“Brain research has made clear that humans are as much emotional creatures as cognitive ones. Learning is transactional—not just cognitively, but emotionally. Our thinking is inextricably laced with our feelings. Students—from kindergarteners to high schoolers—look to educators for unconditional acceptance. We hear all the time that our best teachers love their students, regardless of their age or achievement. They love their students before they try before they achieve.
I’ve spent a lot of my career working with overlooked, economically exploited, and abused students. Many of them, like the Latino character in Boyhood, are from minority groups who need to experience caring communication and supportive expectations early and repeatedly in their relationships in school. I’ve often looked a young person in the eye and said, “You’re capable of great things. I believe in you.” I said this before I had rock-solid evidence to support my claims, but the student could hear it only if I truly believed it.
Neuroscience tells us that humans have mirror neurons, the capacity to engender in another person a strong feeling we ourselves are having. When I say “I believe in you,” I’m not a statistician reciting data; I am working in a far deeper vein of human connectedness. My belief in students, my love for them, becomes part of the very wiring of their existence.
There is a spiritual aspect to teaching if you believe you have the ability to help all students experience their innate, best inner selves. As Deepak Chopra (2011) says,
Everyone has a purpose in life … a unique gift or special talent to give to others. And when we blend this unique talent with service to others, we experience the ecstasy and exultation of our own spirit, which is the ultimate goal of all goals.
Chopra’s language is miles away from the imperative to identify students’ worth by measuring incremental growth on objective criteria.
Making It Happen
Let’s consider some practices that help teachers express unconditional positive regard, that recognize the range of human qualities to value in students, and that don’t encourage meaningless repetitions of “good job.”
• In your own words, say to every student every day—and frequently to the whole class—”You are capable of learning everything in the lessons. I’ll help you succeed as you try. You are all worthwhile people.”
• Make the effort to enjoy every student. Say hello to every one of the first thing every day, with a look in the eye and maybe a handshake or fist bump. Let each of them know that by crossing the threshold of your classroom, in your eyes they are worthy of being part of the class. For students who are wary of adults and push away connections, consistently throw in a quick observation of their uniqueness: “Love that hat” or “Your essay got me thinking.”

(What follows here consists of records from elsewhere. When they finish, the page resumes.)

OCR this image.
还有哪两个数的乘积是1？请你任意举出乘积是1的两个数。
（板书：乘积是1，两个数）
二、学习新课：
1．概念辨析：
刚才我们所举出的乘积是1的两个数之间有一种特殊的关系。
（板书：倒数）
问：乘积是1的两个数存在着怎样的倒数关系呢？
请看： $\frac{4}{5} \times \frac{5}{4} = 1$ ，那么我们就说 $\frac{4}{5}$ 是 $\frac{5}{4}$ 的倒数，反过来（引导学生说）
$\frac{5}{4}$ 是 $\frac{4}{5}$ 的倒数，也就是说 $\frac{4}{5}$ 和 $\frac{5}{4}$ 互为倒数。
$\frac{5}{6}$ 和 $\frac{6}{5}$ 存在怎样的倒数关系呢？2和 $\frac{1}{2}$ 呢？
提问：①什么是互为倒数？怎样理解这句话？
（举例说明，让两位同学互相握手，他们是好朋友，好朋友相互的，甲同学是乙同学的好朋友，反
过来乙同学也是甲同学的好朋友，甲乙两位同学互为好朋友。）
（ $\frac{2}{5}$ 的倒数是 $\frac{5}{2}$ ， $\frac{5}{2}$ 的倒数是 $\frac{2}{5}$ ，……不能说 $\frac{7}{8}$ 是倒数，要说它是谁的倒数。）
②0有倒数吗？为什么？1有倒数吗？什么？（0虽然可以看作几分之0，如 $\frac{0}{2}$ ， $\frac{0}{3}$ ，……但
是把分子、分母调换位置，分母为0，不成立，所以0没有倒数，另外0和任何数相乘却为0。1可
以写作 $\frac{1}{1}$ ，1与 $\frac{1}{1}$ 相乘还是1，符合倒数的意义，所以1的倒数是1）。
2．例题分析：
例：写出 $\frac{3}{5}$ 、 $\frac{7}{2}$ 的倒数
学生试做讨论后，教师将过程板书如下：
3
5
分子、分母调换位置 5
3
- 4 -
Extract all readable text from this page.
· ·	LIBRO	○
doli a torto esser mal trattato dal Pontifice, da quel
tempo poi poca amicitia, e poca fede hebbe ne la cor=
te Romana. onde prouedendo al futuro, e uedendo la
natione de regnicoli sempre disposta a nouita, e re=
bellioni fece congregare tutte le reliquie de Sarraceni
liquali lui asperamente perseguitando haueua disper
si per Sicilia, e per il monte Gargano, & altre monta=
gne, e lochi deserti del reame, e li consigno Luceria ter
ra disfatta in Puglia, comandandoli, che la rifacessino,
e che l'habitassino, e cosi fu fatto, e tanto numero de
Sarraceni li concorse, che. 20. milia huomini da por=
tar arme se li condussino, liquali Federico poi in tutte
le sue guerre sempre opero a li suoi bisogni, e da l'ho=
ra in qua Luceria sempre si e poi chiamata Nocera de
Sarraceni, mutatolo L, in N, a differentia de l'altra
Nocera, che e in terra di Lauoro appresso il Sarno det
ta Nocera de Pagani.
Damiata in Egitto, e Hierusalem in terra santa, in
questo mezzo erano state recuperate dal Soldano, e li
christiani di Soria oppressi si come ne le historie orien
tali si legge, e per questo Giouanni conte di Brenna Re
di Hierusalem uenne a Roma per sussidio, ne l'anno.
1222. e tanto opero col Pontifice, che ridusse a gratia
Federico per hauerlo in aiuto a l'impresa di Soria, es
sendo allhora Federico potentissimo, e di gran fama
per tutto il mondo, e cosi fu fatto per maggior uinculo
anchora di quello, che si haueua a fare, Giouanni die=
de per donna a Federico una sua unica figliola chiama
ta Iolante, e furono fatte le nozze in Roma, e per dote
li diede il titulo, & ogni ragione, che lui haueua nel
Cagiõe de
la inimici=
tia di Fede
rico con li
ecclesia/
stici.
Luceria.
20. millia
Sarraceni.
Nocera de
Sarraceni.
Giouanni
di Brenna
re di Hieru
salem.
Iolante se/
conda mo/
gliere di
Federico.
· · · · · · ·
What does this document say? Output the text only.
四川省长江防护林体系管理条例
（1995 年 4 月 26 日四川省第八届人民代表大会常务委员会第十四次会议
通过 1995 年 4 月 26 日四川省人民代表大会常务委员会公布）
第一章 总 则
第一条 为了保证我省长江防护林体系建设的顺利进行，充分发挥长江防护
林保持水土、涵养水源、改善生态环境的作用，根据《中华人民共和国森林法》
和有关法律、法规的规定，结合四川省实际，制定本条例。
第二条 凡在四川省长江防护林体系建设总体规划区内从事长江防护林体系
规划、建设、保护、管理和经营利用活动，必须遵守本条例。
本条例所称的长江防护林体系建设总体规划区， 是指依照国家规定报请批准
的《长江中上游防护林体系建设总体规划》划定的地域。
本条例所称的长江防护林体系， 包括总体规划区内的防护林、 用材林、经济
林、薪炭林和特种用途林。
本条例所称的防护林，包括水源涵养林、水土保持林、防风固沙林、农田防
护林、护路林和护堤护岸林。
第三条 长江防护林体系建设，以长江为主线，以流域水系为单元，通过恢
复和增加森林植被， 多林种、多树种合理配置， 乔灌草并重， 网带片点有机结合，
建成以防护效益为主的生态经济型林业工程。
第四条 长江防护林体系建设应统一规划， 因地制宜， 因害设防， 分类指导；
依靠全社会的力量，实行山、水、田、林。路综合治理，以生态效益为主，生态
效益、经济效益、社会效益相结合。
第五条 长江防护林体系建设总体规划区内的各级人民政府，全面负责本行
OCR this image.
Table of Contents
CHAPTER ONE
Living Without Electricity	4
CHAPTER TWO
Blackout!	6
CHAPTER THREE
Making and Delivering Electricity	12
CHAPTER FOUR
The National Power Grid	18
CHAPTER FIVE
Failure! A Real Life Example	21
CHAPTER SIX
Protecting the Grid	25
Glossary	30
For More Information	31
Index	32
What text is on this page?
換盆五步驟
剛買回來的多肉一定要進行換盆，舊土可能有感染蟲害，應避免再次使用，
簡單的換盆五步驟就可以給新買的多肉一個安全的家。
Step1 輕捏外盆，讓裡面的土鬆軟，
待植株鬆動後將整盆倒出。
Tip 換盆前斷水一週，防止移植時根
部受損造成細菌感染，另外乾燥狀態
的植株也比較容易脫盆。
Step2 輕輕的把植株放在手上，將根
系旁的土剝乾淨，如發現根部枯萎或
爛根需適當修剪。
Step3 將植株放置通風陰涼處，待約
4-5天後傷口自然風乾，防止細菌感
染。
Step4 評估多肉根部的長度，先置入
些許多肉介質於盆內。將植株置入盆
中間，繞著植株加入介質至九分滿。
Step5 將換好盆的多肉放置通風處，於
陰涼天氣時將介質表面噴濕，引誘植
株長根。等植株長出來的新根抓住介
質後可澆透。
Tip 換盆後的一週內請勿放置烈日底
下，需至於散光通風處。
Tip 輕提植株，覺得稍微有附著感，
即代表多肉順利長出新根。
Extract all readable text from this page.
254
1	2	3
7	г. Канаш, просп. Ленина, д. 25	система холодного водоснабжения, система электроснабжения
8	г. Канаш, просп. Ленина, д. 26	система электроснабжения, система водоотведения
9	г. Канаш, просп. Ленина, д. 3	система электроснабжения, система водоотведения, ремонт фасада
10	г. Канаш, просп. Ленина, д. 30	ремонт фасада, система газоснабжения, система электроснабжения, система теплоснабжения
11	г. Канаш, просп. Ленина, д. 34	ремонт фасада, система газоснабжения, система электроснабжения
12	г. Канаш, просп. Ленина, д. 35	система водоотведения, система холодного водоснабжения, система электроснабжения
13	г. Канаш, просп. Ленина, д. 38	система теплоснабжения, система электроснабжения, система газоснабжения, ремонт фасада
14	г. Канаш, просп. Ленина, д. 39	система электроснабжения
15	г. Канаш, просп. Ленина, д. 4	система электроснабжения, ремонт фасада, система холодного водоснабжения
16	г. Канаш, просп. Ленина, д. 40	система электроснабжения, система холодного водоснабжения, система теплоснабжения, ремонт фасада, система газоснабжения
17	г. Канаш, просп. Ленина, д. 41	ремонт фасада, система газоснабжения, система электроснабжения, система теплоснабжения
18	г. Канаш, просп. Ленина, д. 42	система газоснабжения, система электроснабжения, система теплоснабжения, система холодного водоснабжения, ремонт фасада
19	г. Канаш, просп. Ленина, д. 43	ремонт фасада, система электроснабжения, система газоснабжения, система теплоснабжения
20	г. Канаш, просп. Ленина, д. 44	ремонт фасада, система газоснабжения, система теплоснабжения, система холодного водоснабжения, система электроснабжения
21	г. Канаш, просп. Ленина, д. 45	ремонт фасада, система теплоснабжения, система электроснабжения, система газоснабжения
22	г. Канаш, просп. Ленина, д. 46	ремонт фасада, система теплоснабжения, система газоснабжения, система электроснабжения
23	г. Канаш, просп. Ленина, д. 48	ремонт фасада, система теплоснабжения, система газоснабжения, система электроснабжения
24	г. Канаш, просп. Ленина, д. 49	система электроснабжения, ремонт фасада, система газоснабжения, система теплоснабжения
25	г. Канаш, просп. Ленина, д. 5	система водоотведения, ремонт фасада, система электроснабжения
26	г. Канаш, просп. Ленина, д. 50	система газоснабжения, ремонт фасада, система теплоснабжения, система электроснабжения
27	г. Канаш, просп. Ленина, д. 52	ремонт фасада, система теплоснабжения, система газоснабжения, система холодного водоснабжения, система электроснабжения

• End classes with one minute of students acknowledging one another positively. Model and participate: “I saw Darnell make Seth smile”; “I’m going to be thinking all day about Siobhan’s theory about the election.”
• Let students know you notice and are affected by their special characteristics: “Marie, I was watching you totally focused on your essay. That made my day. I have this image of you hard at work that will make me smile for a long time.” “Chen, when I see how often you help other students, I realize again what caring people do in this world. Thanks.” There will be occasional students who don’t believe you are sincere. For them, your sincerity must be stronger and deeper than their doubt—and must emerge moment after moment, day after day, to overcome their doubt. Building trust and relationships isn’t a one-time event, but a foundation of best practice.
• Praise students even as you give them critical feedback or a consequence: “Jo, you’re going to have to stay after today and clean up that mess you made. I appreciate right now that you’re listening to me calmly and letting me finish my sentence.”
• Give choices and options for lessons and assessments. Highlight for students your discoveries about their unique passions: “Sasha, I’m not surprised you wanted to do the painting option. You get great joy in doing art. I love to watch you having so much fun.”
• Find opportunities (quick e-mails home, comments on report cards, parent-night conversations) to provide a student and his or her parents with information about that student’s unique ways of being. This is for high school teachers, too! The focus on standardized tests doesn’t prevent teachers from sharing other forms of acknowledgment and affirmation.
Offering unconditional positive regard to students may become your favorite daily activity. And the power you have as a role model for others at school—whether you’re the principal or one teacher among many—will ripple out to every corner of the building, leading to a culture that appreciates everyone.”